The Health Dept. hopes to release their findings about the mental health of Downtown residents this year, said Thorpe. Preliminary results show that the rate “is elevated,” she said.
The major shortcoming of the registry is it does not involve a medical exam and is based entirely on self-reported data, but it “is by far the largest attempt to monitor and track people who were affected by 9/11,” said Thorpe.
For workers, there have been other studies involving medical exams, but nothing like that exists for Downtown residents who experienced a different kind of exposure. “There is not a large study of residents,” said Thorpe. “This is a concern for residents.”
Residents who participated in the survey told Downtown Express of a vacuum of information available to them about the health impact on their community. “It would be nice to get updates once in a while,” said Dolores Rode, the Battery Park City resident who still suffers from insomnia. Rode, a registrant, was unaware of the follow-up survey. “It would help for my own well being to have a little more information than I do now about the different health problems” in the neighborhood.

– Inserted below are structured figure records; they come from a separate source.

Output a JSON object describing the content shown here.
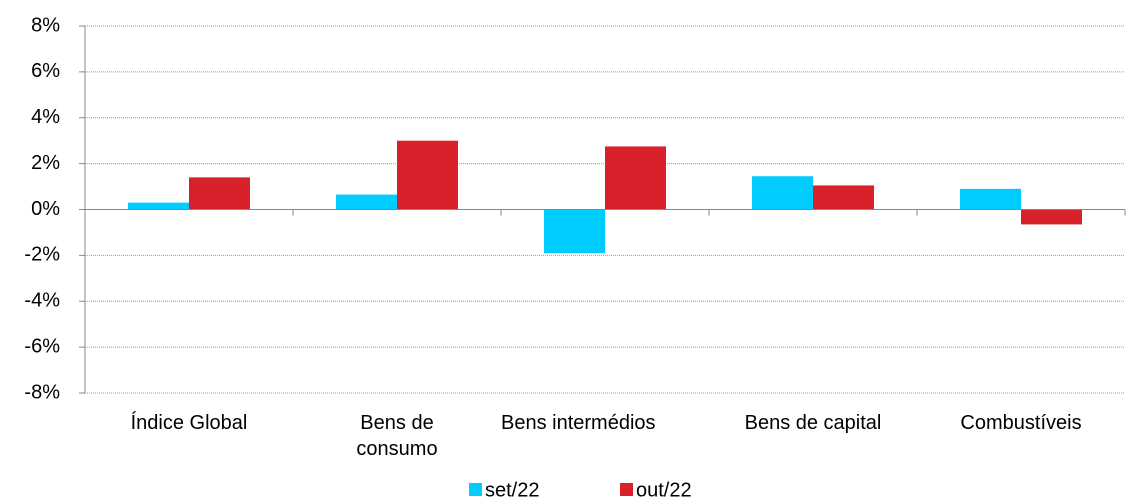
{
  "chart_data": {
    "type": "bar",
    "categories": [
      "Índice Global",
      "Bens de consumo",
      "Bens intermédios",
      "Bens de capital",
      "Combustíveis"
    ],
    "series": [
      {
        "name": "set/22",
        "color": "#00ccff",
        "values": [
          0.3,
          0.65,
          -1.9,
          1.45,
          0.9
        ]
      },
      {
        "name": "out/22",
        "color": "#d9212c",
        "values": [
          1.4,
          3.0,
          2.75,
          1.05,
          -0.65
        ]
      }
    ],
    "ylim": [
      -8,
      8
    ],
    "yticks": [
      {
        "value": -8,
        "label": "-8%"
      },
      {
        "value": -6,
        "label": "-6%"
      },
      {
        "value": -4,
        "label": "-4%"
      },
      {
        "value": -2,
        "label": "-2%"
      },
      {
        "value": 0,
        "label": "0%"
      },
      {
        "value": 2,
        "label": "2%"
      },
      {
        "value": 4,
        "label": "4%"
      },
      {
        "value": 6,
        "label": "6%"
      },
      {
        "value": 8,
        "label": "8%"
      }
    ],
    "grid": true
  }
}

The lingering question of who was exposed to what and how dangerous that exposure might have been often goes unspoken. Residents told Downtown Express of anecdotal stories they’d heard of people with asthma and respiratory problems, but few spoke of openly discussing health concerns with their neighbors.

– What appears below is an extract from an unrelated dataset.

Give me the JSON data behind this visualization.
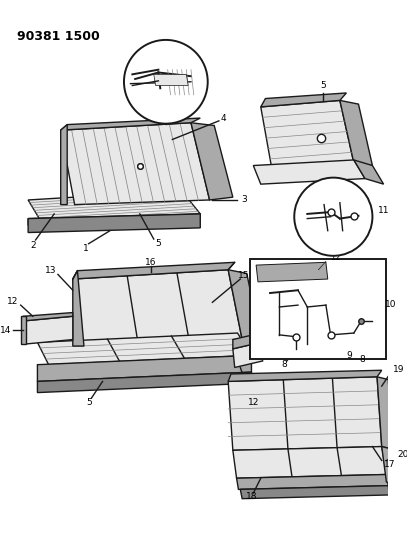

“A lot of people have a hard time talking about it [health problems] right now,” said Catherine McVay Hughes, a registrant and chairperson of Community Board 1’s World Trade Center Committee. “That would be the worst thing that a mother could do — put their kid at risk — so some people might be in denial about it.”
“There were thousands and thousands of people affected by 9/11 and everybody lives in isolation,” said Janice Cilento, a therapist for World Trade Center Healing Services at St. Vincent’s Hospital, which has treated 80,000 residents, survivors, rescue workers and family members for mental health problems since 9/11. “The Health Registry would be helpful if they were able to share their information with the public and give out resources. It could be a resource center for people.”
Some registrants Downtown Express spoke to for this story were unaware that resources might be available to them at all. DeFalco’s son was four at the time of the attack and now suffers from asthma. The medical costs have often been a burden.
“Insurance companies are not paying for all the costs that are necessary. Sometimes we have to make other choices—choose another medication that is not as expensive, but not as effective,” said DeFalco. “The registry is not enough. We need a free clinic and it should include a pediatric unit.”
Any available resources are rapidly disappearing, with many programs ending in the fiscal year 2007, say advocates. “We’re very concerned about after 2007, what is going to be out there?” said Bogacz. “If people don’t get what they need, they could get into more serious situations.”
Thorpe hopes the findings from the Health Registry will keep avenues of funding open in the coming years. “We have to do everything we can to accurately describe the health conditions and needs of people who were affected by the event,” she said. “If there is careful, scientifically sound documentation, we have a much stronger chance of securing funding.”